– Первом и последнем в его жизни.
И только А. П. Чехов был весел в этот вечер.
Так все вокруг человека, которого уносит злая чахотка, только делают, стараются делать веселые лица.
А он сам весел искренно.
И не замечает того, что замечают все кругом.
И чувствует себя:
– Хорошо!.. Право же, хорошо.
Единственная пощада, которую дает злой враг. Все кругом заботливо кричат:
– Сядьте!.. сядьте!..
А он стоял и улыбался.
Словно император в андерсеновском «Соловье»![5]
Он был весел в этот вечер.
В большом, в огромном, – в великом? – писателе Антоне Павловиче Чехове проснулся в этот вечер:
– Антоша Чехонте[6].
И нашептывал ему презабавные вещи.
Влад. И. Немирович-Данченко выступил вперед и начал свою речь:
– Дорогой, многоуважаемый Антон Павлович!..

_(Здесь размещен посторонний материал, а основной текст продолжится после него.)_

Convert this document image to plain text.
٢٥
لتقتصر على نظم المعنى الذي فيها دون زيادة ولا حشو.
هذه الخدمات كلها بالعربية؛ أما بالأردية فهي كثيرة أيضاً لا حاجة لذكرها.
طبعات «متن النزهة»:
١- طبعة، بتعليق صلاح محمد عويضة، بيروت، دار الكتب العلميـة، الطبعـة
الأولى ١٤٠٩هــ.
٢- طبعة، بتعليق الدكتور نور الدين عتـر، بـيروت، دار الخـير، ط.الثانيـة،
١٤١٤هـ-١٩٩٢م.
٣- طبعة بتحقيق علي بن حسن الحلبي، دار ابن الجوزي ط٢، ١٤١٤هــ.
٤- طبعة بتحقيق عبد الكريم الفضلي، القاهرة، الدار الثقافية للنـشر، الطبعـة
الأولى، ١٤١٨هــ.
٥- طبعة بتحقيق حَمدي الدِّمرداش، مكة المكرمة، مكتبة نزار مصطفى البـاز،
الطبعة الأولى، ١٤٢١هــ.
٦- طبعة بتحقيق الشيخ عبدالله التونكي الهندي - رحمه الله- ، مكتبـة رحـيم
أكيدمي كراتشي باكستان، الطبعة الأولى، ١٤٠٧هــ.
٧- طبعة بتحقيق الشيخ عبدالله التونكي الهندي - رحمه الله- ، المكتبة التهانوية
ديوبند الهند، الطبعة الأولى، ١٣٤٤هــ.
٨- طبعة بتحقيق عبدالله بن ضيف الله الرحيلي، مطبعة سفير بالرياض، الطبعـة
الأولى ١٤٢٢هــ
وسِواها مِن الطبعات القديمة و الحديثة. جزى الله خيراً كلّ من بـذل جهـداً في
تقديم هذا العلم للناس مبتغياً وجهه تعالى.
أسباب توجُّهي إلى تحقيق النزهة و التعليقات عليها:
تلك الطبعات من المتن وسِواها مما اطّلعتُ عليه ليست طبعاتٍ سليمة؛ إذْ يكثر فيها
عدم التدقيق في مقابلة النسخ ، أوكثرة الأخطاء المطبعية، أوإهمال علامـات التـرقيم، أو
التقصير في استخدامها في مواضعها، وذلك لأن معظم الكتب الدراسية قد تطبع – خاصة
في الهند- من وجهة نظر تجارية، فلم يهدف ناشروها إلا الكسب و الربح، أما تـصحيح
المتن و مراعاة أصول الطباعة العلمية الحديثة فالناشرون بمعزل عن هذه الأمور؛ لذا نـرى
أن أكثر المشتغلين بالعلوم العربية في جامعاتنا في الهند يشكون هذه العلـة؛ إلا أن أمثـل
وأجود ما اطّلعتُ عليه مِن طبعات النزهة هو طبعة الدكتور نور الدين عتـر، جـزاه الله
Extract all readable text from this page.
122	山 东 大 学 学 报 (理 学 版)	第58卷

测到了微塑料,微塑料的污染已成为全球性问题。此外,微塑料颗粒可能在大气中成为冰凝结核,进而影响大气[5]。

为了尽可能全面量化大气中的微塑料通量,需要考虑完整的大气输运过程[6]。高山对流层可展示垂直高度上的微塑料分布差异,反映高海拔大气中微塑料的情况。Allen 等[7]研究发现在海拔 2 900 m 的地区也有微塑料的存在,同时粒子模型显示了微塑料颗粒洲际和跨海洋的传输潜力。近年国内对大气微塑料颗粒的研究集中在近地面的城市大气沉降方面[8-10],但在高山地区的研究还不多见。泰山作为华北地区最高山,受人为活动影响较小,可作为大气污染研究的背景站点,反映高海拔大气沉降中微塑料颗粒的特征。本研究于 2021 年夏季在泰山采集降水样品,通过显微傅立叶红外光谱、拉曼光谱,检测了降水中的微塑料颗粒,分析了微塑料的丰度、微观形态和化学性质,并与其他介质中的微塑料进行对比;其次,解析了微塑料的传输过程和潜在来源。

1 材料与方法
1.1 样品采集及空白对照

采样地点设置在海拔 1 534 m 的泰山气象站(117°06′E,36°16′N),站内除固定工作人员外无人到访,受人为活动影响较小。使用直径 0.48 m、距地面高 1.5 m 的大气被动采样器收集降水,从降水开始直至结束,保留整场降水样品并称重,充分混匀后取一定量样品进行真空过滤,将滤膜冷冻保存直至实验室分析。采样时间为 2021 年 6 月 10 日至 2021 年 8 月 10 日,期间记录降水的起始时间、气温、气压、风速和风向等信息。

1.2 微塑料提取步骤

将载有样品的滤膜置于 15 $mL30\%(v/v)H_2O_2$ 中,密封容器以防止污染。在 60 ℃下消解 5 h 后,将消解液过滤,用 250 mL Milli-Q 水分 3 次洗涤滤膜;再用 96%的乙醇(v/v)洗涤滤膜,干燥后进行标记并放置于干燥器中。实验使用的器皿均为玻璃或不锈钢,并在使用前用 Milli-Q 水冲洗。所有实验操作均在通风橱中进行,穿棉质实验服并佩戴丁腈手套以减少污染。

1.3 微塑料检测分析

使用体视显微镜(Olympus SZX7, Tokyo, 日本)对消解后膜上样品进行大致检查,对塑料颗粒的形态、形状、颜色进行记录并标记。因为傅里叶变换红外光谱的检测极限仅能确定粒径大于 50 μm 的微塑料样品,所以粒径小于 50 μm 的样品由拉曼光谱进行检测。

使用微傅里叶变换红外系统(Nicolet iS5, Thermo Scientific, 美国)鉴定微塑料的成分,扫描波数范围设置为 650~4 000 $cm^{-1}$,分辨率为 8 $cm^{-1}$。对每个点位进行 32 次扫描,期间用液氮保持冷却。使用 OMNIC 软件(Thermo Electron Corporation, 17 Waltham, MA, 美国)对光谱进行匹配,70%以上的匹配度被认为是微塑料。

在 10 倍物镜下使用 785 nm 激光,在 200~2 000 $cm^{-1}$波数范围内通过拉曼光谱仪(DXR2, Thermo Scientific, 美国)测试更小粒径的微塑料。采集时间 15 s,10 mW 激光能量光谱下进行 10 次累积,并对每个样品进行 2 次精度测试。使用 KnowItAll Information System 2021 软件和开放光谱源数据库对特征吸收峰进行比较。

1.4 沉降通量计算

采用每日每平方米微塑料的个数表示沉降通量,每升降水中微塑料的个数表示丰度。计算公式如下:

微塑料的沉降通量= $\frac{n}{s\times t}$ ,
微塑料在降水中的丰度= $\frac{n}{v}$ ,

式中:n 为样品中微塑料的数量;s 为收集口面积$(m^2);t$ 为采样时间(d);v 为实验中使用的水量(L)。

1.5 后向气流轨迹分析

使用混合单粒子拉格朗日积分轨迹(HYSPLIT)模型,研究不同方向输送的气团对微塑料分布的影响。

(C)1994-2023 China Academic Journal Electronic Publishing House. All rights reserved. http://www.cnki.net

У Чехова заиграла улыбка на губах, веселым смехом засверкали, заискрились глаза.
– Чего вы? – спросили его потом.
– А как же! Мне вспомнилось, как только что в акте перед этим Станиславский обращался к шкафу: «Дорогой, многоуважаемый шкаф!»[7] Точка в точку так же!
Он забавно рассказывал о своем:
– Юбилее, как окрестил он чествование.
Его, будто бы, привел в особое смущение один незнакомый оратор.
Это был один очень милый человек, теперь совсем акклиматизировавшийся в Москве.